I bowed in the Chinese fashion and then gave him my very best ail-American boy gap-toothed grin. “Very much, sir.”
“Good,” he said, rising. He turned to Tante Katerine. “Does he go to bed now or do you work him on the night shift?”
“Goddamn you, Gorman—” she began, but he whacked her on the rear with the palm of his hand and laughed. It’s still the most infectious laugh I’ve ever heard. Then she laughed and he took her hand and they almost raced upstairs. Neither one of them told me good night. Yen Chi brought me my cocoa and I drank it there in the reception hall and thought about Smalldane and the corduroy knickers and Tante Katerine. I had seen her go upstairs before on rare occasions with special “old friends” and it hadn’t bothered me. This time it did. I was only six and didn’t realize it at the time, but I had just met not only my first rival, but also my first male friend. Or maybe cobber, since I spoke as if I came from down that way.
Gorman Smalldane had been a twenty-seven-year-old reporter for United Press in 1932 when he met Tante Katerine in Mukden. The Japanese invasion of Manchuria had just begun and Tante Katerine wanted out. With Smalldane’s help, she made it to Shanghai where she went into business for herself, found a wealthy Chinese protector or patron, who turned out to be the local version of Lucky Luciano, and opened her sin palace in 1933.

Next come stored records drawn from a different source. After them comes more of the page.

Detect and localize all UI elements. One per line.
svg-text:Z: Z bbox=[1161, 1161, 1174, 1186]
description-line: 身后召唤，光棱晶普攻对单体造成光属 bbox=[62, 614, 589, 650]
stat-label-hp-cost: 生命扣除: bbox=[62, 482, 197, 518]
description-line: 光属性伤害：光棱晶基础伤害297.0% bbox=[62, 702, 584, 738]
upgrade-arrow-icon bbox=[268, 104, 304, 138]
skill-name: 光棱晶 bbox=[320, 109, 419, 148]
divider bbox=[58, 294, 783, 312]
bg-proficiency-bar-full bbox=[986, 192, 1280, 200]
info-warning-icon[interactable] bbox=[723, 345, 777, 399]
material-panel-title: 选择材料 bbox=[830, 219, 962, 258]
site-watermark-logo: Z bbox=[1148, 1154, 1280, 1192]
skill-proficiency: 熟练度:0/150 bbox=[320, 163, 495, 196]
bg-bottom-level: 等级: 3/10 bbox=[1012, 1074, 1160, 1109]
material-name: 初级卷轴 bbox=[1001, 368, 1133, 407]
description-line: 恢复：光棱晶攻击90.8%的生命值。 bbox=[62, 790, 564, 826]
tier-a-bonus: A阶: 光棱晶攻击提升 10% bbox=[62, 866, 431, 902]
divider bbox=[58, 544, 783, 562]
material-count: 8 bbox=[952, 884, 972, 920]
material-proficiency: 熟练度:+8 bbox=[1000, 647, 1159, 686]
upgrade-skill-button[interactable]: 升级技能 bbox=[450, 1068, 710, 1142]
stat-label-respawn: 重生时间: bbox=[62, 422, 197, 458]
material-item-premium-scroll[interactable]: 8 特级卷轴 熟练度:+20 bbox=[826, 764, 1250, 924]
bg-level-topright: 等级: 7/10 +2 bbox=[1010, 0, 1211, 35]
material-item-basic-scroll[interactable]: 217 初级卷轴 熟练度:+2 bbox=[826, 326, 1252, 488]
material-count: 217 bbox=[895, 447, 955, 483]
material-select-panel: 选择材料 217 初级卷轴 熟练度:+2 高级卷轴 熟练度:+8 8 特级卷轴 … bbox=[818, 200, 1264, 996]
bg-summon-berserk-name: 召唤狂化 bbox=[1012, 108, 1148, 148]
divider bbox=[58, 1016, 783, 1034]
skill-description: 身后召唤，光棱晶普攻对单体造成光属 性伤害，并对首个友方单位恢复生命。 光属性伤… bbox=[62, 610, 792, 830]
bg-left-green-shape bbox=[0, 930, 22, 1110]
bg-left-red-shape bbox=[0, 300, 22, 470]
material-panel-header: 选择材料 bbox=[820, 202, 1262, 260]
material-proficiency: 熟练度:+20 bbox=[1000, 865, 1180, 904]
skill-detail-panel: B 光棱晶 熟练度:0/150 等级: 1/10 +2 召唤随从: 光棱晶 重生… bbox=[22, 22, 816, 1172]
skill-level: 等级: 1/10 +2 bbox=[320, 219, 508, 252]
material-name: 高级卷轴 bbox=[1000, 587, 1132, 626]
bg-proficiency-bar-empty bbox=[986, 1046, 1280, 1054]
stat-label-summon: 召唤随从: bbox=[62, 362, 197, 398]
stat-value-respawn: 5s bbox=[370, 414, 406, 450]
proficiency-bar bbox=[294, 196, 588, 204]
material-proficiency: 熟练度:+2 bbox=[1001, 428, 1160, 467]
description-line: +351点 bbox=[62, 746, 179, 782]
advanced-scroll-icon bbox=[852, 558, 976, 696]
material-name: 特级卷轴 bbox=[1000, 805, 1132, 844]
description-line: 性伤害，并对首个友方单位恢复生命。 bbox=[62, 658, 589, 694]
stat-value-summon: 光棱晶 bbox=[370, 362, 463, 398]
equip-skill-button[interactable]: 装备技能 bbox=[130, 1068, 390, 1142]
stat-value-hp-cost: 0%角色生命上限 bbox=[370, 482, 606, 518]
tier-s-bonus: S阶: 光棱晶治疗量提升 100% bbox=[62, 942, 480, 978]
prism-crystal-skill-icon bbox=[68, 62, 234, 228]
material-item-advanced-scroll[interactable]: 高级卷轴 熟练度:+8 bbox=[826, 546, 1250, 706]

Her sponsor was Du Wei-sung (some spelled it Dou-Yen-Seng or even Fu-Seng), a peasant who had started out in the best Horatio Alger tradition as a fruit hawker in the French Concession. Ambitious, tough, and completely ruthless, Du staked out the opium trade as his own private monopoly. He also branched out into gambling, prostitution and the protection racket, operating eventually out of a luxurious high-walled compound in the French Concession.
A self-cured opium addict himself, which indicated his singlemindedness, Du fully appreciated the rich potential that lay within a drug monopoly. He dominated the opium traffic completely after he combined the Red and Green Societies, two rival groups that had started out as secret political fraternities but had degenerated into criminal gangs interested in anything that would turn a quick Shanghai dollar. Before Du merged the rival mobs they spent much of their time shooting each other up on Shanghai’s west side.